Kur’an’daki uluhiyyet inancı ile Hıristiyanlıktaki uluhiyyet inancı arasında fark vardır. Bu fark vasıf değil mahiyet farkıdır. Kur’an’ın vazettiği ulûhiyyet inancında Halık ve mahlûk, Yaratan ile yaratılan arasında mahiyet farkı vardır. Yaratan mutlak, yaratılan mukayyettir. Yaratan baki, yaratılan fanidir. Yaratan eşsiz ve benzersiz, yaratılan eşli ve benzerlidir. Yaratan mutlak tek, yaratılan çifttir. Yaratan mükemmel, yaratılan nakıstır. Yaratan ile yaratılan üç açıdan farklıdır:
1. Zat açısından Halık ile mahlûk farklıdır.
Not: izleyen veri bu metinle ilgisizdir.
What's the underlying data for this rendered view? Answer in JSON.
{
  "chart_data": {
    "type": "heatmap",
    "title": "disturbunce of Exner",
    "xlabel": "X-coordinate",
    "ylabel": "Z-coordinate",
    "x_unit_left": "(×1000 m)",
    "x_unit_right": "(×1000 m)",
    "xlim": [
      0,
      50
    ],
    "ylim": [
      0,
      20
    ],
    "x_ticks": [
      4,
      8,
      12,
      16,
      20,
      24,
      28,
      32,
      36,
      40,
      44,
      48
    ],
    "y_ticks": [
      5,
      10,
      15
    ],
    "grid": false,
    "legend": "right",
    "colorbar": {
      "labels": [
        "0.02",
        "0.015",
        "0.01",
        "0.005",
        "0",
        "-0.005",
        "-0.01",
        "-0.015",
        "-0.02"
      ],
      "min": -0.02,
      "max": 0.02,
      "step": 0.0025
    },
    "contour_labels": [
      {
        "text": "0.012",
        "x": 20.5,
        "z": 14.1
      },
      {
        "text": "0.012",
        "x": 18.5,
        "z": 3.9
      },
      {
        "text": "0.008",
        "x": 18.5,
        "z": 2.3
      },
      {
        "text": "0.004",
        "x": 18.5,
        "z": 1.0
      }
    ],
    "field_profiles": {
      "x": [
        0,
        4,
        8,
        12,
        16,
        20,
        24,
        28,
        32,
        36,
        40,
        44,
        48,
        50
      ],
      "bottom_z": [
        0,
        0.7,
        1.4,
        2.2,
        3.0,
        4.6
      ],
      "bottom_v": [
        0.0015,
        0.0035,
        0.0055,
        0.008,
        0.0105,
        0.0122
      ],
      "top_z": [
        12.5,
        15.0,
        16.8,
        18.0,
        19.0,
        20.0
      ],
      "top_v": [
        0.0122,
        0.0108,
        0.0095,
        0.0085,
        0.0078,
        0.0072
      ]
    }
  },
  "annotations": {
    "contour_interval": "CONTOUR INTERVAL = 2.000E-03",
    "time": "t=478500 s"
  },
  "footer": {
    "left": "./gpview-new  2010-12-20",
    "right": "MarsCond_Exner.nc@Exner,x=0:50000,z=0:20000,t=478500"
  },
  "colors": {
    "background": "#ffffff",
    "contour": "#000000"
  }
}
Zira Allah zatında mutlaktır
2. Sıfat açısından Halık ile mahlûk farklıdır. Zira Allah sıfatında eşsiz ve benzersizdir.
3. Fiil açısından Halık ile mahlûk farklıdır. Zira Allah’ın Fiilinde ortağı yoktur.
Hıristiyanlıkta ise uluhiyyet inancı Yaratan ile yaratılan arasında geçişliliğe açıktır. Bir başka ifadeyle ‘lâhut’ ile ‘nâsut’ arasında mahiyet farkı yoktur. Zaten baba-oğul-kutsal ruh’tan oluşan üçleme (teslis) inancı, ancak böyle bir felsefi arka plan üzerine bina edilebilirdi.
Kur’an mahlûkatın başlangıcını kun (ol) emrine dayandırır: “O bir şeyi murad ettiği zaman, ona ol (kun) der.”
Bu ayetteki “ona” (lehu) ibaresinden, varlığın yaratılmazdan önce bir mayasının olduğuna ve Allah’ın varlığı o özden yarattığı sonucuna varanlar olmuştur. Fakat ayette kastedilen mana, “yoktan var etme” olsa gerektir. Ayetteki “o” zamiri, “Allah’ın irade ettiği şey”e döner. Dolayısıyla o var etmeden varlığın maya olarak O’nun var etmesinden bağımsız var olduğu söylenemez. Eğer varlığın var edildiği bir mayadan söz edilecekse, o ilâhî iradedir.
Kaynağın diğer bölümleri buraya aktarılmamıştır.